Die Kundgebung des Grafen Czernin an die Presse ist entschieden das denkwürdigste Dokument, das während des Kriegs von seiten der Zentralmächte kundgegeben wurde. Schon die Erklärung, von der Schuldfrage nicht reden zu wollen, lässt es als solches erscheinen. Das bezeugt mehr den Friedenswillen und ein gewisses Verständnis für die Friedenstechnik als das gegenteilige Bestreben, zu Beginn jedes Annäherungsversuches die herausfordernde und salbungsvolle Erklärung von der eigenen Unschuld und von dem «ruchlosen Überfall» abzugeben. Wenn man sich nicht dazu aufraffen kann, das Maß der eigenen Schuld offen einzugestehen, tut man klüger, zu schweigen. Graf Czernin tut aber noch mehr: Er stellt als Grundprinzip eines Friedensschlusses «die Verhütung der Wiederkehr eines Krieges» auf. Er tut dieses gleichzeitig mit der Erklärung «die Demokratisierung der Verfassung ist ein Erfordernis der Zeit». Dadurch wird seinem pazifistischen Glaubensbekenntnis mehr Wert beigelegt, mehr Vertrauen entgegengebracht werden als jener Erklärung Bethmann Hollwegs vom 9. November 1916, die in ihrem Mangel an Zusammenhang mit allen andern Äußerungen des Kanzlers und seiner Politik die typische Botschaft war, bei der der Glaube fehlte. Wenn nicht alles trügt, ist Österreich-Ungarn jetzt zur Führung der Friedensschlusspolitik der Zentralmächte gelangt, und wenn seine Staatsmänner und die führenden Politiker die Bedeutung des Moments erfassen, so ist damit ein großer Schritt zur Friedensherstellung gemacht. Dann wird die Donaumonarchie die Brücke zwischen Deutschland und den Westmächten bilden. Graf Czernin hat erklärt, dass er einen Frieden ohne Deutschland nicht schließt, womit er Hoffnungen der Entente ersticken wollte und den tatsächlichen Verhältnissen Rechnung trug. Aber wenn die Ententestaatsmänner die Lage verstehen wollten, müssten sie aus der unterschiedlichen Art der Kundgebung des österr.-ungarischen Staatsmannes erkennen, dass man an der Donau sich zwar von Deutschland nicht trennen wird, dass man aber dort den festen Willen und die Macht besitzt, dafür zu sorgen, dass eine alldeutsche Phantastenpolitik Deutschland nicht abseits treibt von dem österreichischen Friedenswillen.
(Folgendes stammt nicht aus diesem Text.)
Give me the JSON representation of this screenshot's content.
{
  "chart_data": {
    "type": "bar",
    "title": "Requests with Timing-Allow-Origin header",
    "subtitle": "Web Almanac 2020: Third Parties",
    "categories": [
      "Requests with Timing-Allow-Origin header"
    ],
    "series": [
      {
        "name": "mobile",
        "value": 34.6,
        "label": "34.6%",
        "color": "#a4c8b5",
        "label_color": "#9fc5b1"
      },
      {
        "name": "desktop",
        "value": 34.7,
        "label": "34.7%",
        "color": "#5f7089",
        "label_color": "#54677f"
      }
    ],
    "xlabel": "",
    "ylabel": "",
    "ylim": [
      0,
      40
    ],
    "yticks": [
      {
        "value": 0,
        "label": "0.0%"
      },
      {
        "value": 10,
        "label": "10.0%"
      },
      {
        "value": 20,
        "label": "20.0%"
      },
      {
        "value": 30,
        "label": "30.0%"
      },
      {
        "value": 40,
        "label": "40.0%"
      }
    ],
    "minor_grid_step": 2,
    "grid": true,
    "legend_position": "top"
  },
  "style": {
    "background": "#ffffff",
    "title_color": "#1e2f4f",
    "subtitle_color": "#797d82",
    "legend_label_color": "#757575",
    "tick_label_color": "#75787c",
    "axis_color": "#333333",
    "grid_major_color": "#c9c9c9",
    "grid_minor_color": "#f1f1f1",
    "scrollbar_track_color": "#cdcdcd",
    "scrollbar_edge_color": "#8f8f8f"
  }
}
Zur Fortsetzung der nun von Czernin eingeschlagenen Politik gehört unbedingt eine Tat, eine Tat, die das große Misstrauen zerstört, das seitens der Entente den Zentralmächten, namentlich Deutschland, gegenüber besteht. Es muss durch eine Tat die Furcht vor dem Aufleben der jenigen Elemente beseitigt werden, die man bei den Gegnern als Urheber jenes «schrecklichen Unglücks» ansieht, als welcher Graf Czernin den Weltkrieg bezeichnet. Solange drüben diese Furcht obwaltet, dass nach einer Erholungspause der Krieg von neuem vorbereitet wird, kann der Friede nicht kommen, nicht sofort kommen.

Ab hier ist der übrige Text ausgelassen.